David Scully, onboard watch captain aboard Cheyenne, contemplates the boredom of round the world yacht racing

We have been mildly amused by a Magnus Wheatley commentary published in Scuttlebutt. I can sympathize with boring. It is true that there is a lot of routine involved in setting RTW records. On the other hand, there is also some great sailing. Last night, for instance, was not particularly gripping in terms of performance. Our speed barely exceeded 15kts in the puffs. But, man, you should have seen the stars! All the way down to the horizon, and just zinging in brilliance and fire. The moon, which you may have missed in England, is showing just a sliver on its bottom circumference, cradling the part in shadow, which you can also clearly see. Today the sky and sea have a quality of blue which seems particular to the middle of the ocean. But reading about this is not the same as seeing it.

As for conning sponsors, Magnus, I think they must all be reading your comments. We could’nt get one, though we conned our hardest, and Tracy Edwards was similarly unsuccessful, though she conned with the best of them. So don’t waste any sympathy on the sponsors. They aren’t very interested either.

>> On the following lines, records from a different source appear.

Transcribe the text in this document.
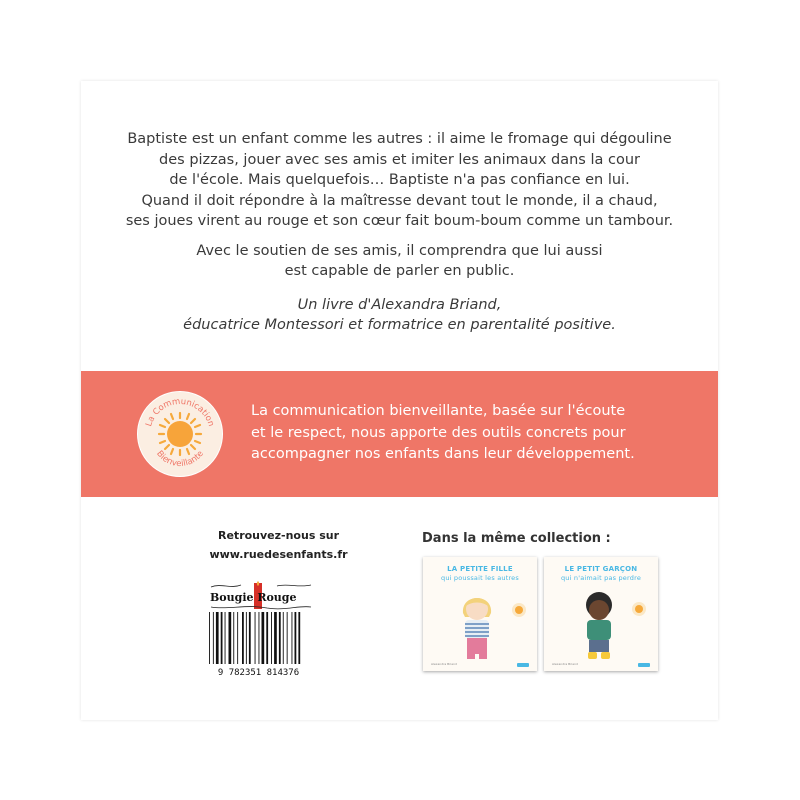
Baptiste est un enfant comme les autres : il aime le fromage qui dégouline
des pizzas, jouer avec ses amis et imiter les animaux dans la cour
de l'école. Mais quelquefois… Baptiste n'a pas confiance en lui.
Quand il doit répondre à la maîtresse devant tout le monde, il a chaud,
ses joues virent au rouge et son cœur fait boum-boum comme un tambour.

Avec le soutien de ses amis, il comprendra que lui aussi
est capable de parler en public.

Un livre d'Alexandra Briand,
éducatrice Montessori et formatrice en parentalité positive.

La Communication
Bienveillante
La communication bienveillante, basée sur l'écoute
et le respect, nous apporte des outils concrets pour
accompagner nos enfants dans leur développement.
Retrouvez-nous sur
www.ruedesenfants.fr
Bougie Rouge
9 782351 814376
Dans la même collection :
Alexandra Briand
LA PETITE FILLE
qui poussait les autres
Alexandra Briand
LE PETIT GARÇON
qui n'aimait pas perdre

I apologize about politically correct. I take this criticism to heart, and will do my best to improve, but as a writer you will appreciate that when the elements of your story are 13 professional sailboat racers on a boat, and the weather, the source material for something spicy is a little limited. Not exactly WWF. So you have a point there, one I will think about when timing myself on my next run. But wait a minute! If timing yourself at running and climbing Everest against the clock, (you have to climb Everest against the clock. If you take too long you loose your place in the queue. It is like a public golf course in Katmandhu these days). If these things are simply not done, then maybe we stopwatch clicking record setters are not politically correct anyway. Does the criticism apply?

I suspect that most people who led the human race from caves to condominiums started out by doing something that was of little interest to their fellow cave dwellers. When Steve built Cheyenne, it was possibly the first boat ever built specifically for challenging oceanic records, at that time almost all held by the clipper ships. As a result of his pursuing this course, a whole new growth curve has been added to sailing, and one that is making a big impact on the sport. A whole new world of bigger and faster is being opened up. Magnus, if you want mainstream, there is always Beckham. Otherwise, we will sail, and you can scroll.